E então, vem segunda parte da fala de minha mãe. Rezar. Ela que me ensinou. Santo anjo do senhor, meu zeloso guardador, se a ti me confiou a piedade divina, sempre me reze me guarde me ilumina, amém.
Um rezo pode ser tanta coisa. Mesmo. Católicos dão voltas ao redor de um terço; budistas, hinduístas percorrem as 108 de um japamala. Muitas vezes, as voltas que dou são com a colher de pau em volta da panela fumegante de sopa. Que todos os seres possam se nutrir com amor. Que essa dor esteja de passagem. Que este alimento esquente e conforte, ao menos por hoje.
Durante a maioria dos meses deste ano, bati ponto - literalmente- em um dos ambientes mais energeticamente carrregados que já conheci. Fica na Esplanada dos Ministérios e desde criança, em passeios escolares, era um espaço que me causava mal estar. Mas tenho como a maioria das pessoas dentro deste sistema econômico compromissos financeiros, então eu ia cedo, percorrendo o Eixo Monumental, as vezes chorando, as vezes sorrindo, mas sempre rezando, ouvindo orações musicadas, cantando junto e à plenos pulmões : Senhor, fazei-me um instrumento de vossa paz. Onde houver ódio que eu leve o amor, onde houver ofensa que eu leve o perdão, onde houver discórdia que eu leve a união. Onde houver dúvida que eu leve a fé.

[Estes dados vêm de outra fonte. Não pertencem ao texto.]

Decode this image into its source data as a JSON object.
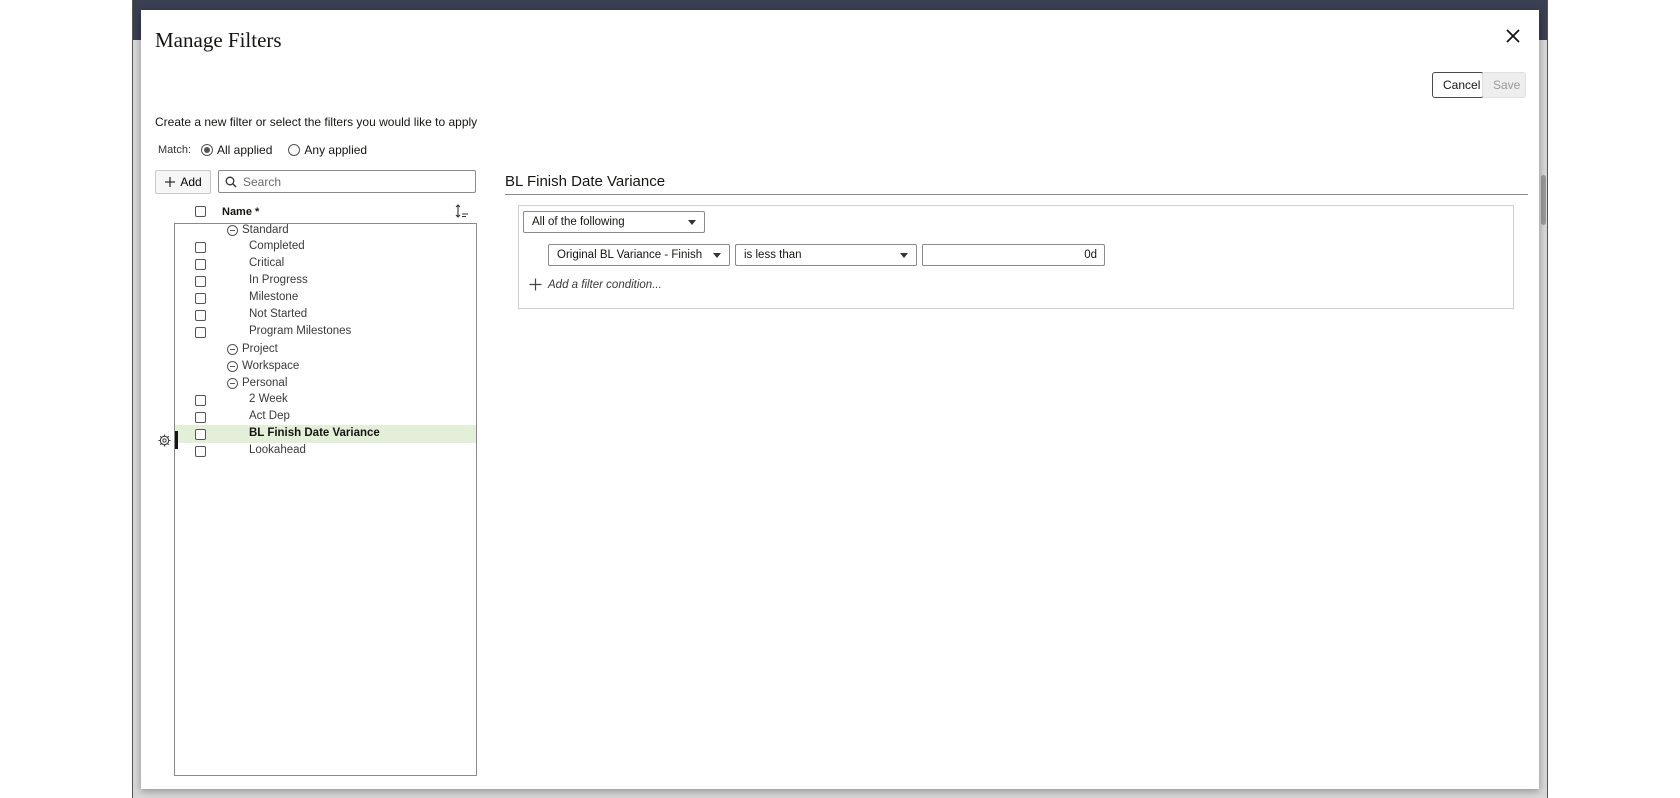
{
  "dialog": {
    "title": "Manage Filters",
    "cancel_label": "Cancel",
    "save_label": "Save",
    "subtitle": "Create a new filter or select the filters you would like to apply"
  },
  "match": {
    "label": "Match:",
    "options": [
      {
        "label": "All applied",
        "checked": true
      },
      {
        "label": "Any applied",
        "checked": false
      }
    ]
  },
  "toolbar": {
    "add_label": "Add",
    "search_placeholder": "Search"
  },
  "list": {
    "header_name": "Name *",
    "groups": [
      {
        "label": "Standard",
        "items": [
          "Completed",
          "Critical",
          "In Progress",
          "Milestone",
          "Not Started",
          "Program Milestones"
        ]
      },
      {
        "label": "Project",
        "items": []
      },
      {
        "label": "Workspace",
        "items": []
      },
      {
        "label": "Personal",
        "items": [
          "2 Week",
          "Act Dep",
          "BL Finish Date Variance",
          "Lookahead"
        ]
      }
    ],
    "selected_item": "BL Finish Date Variance"
  },
  "detail": {
    "title": "BL Finish Date Variance",
    "match_select": "All of the following",
    "condition": {
      "field": "Original BL Variance - Finish",
      "operator": "is less than",
      "value": "0d"
    },
    "add_condition_label": "Add a filter condition..."
  },
  "colors": {
    "selected_row_bg": "#e3efd9",
    "backdrop_topbar": "#3a3f52"
  }
}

Eu ainda duvido, e muito, não pretendo enganar e muito menos converter ninguém. Mas, pra mim, rezar é melhor que não rezar. E por isso peço as bençãos e as permissões para entrar nas águas, de lago, de rio e de mar. Quando o vento sopra forte na copa das árvores, peço um afago. Abraço árvores como quem beija as mãos de um sacerdote; escuto o que elas tem a dizer sobre crescer e continuar, apesar de tudo.

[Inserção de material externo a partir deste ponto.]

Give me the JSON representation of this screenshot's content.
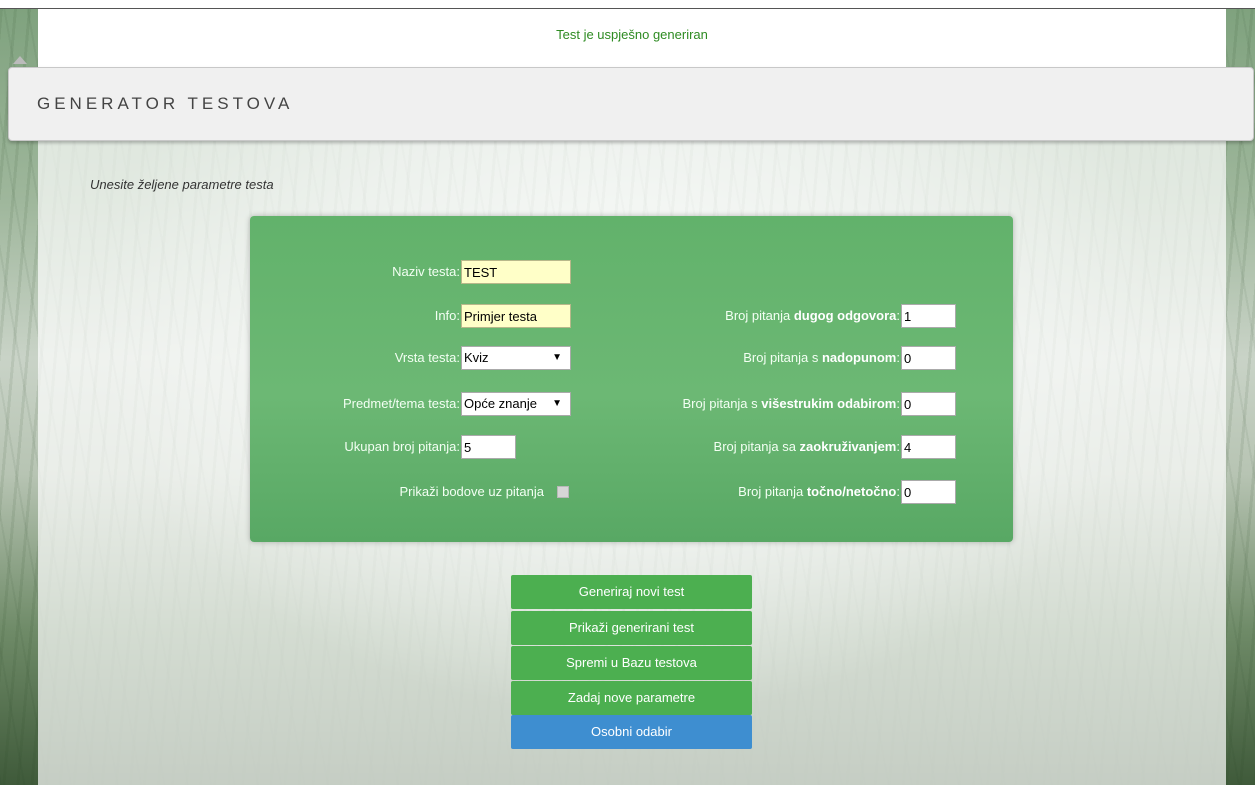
{
  "notice": "Test je uspješno generiran",
  "header": {
    "title": "GENERATOR TESTOVA"
  },
  "instruction": "Unesite željene parametre testa",
  "form": {
    "naziv_label": "Naziv testa:",
    "naziv_value": "TEST",
    "info_label": "Info:",
    "info_value": "Primjer testa",
    "vrsta_label": "Vrsta testa:",
    "vrsta_value": "Kviz",
    "predmet_label": "Predmet/tema testa:",
    "predmet_value": "Opće znanje",
    "ukupan_label": "Ukupan broj pitanja:",
    "ukupan_value": "5",
    "bodovi_label": "Prikaži bodove uz pitanja",
    "dugog": {
      "prefix": "Broj pitanja ",
      "bold": "dugog odgovora",
      "suffix": ":",
      "value": "1"
    },
    "nadopuna": {
      "prefix": "Broj pitanja s ",
      "bold": "nadopunom",
      "suffix": ":",
      "value": "0"
    },
    "visestruki": {
      "prefix": "Broj pitanja s ",
      "bold": "višestrukim odabirom",
      "suffix": ":",
      "value": "0"
    },
    "zaokruzivanje": {
      "prefix": "Broj pitanja sa ",
      "bold": "zaokruživanjem",
      "suffix": ":",
      "value": "4"
    },
    "tocno": {
      "prefix": "Broj pitanja ",
      "bold": "točno/netočno",
      "suffix": ":",
      "value": "0"
    }
  },
  "buttons": {
    "generiraj": "Generiraj novi test",
    "prikazi": "Prikaži generirani test",
    "spremi": "Spremi u Bazu testova",
    "zadaj": "Zadaj nove parametre",
    "osobni": "Osobni odabir"
  },
  "colors": {
    "panel": "#62b26b",
    "button_green": "#4caf50",
    "button_blue": "#3e8ed0",
    "notice_text": "#2e8b22"
  },
  "icons": {
    "dropdown": "triangle-down"
  }
}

Acendo velas, estudo as deusas, de tempos em tempos defumo os cômodos dentro e fora de mim. Converso com os mortos, dou permissão para que me orientem e antecipem pequenos relances logo ali na frente. Me coloco à disposição. Consulto esse grande livro de histórias que é a Bíblia. A Gita. O evangelho segundo o espiritismo. Os hinários e os pontos de preto velho. Eu rezo em silêncio quando sento na mesa com minha família. Mãe Maria, proteja e abençoe minha irmã e minha sobrinha, que a senhora mãe santíssima lhe conceda saúde e uma boa hora. Pai Nosso, proteja o meu pai, fale com ele em sonho, faça o seu mover santo e lhe ilumine o coração para que ele possa se amar e cuidar da própria saúde. Yabas, protejam sempre nossa caçula, que seu orí seja forte, que sua vida siga próspera, que assim seja. Aine, deusa e senhora, conceda à minha mãe todo amor para recomeçar, que assim seja.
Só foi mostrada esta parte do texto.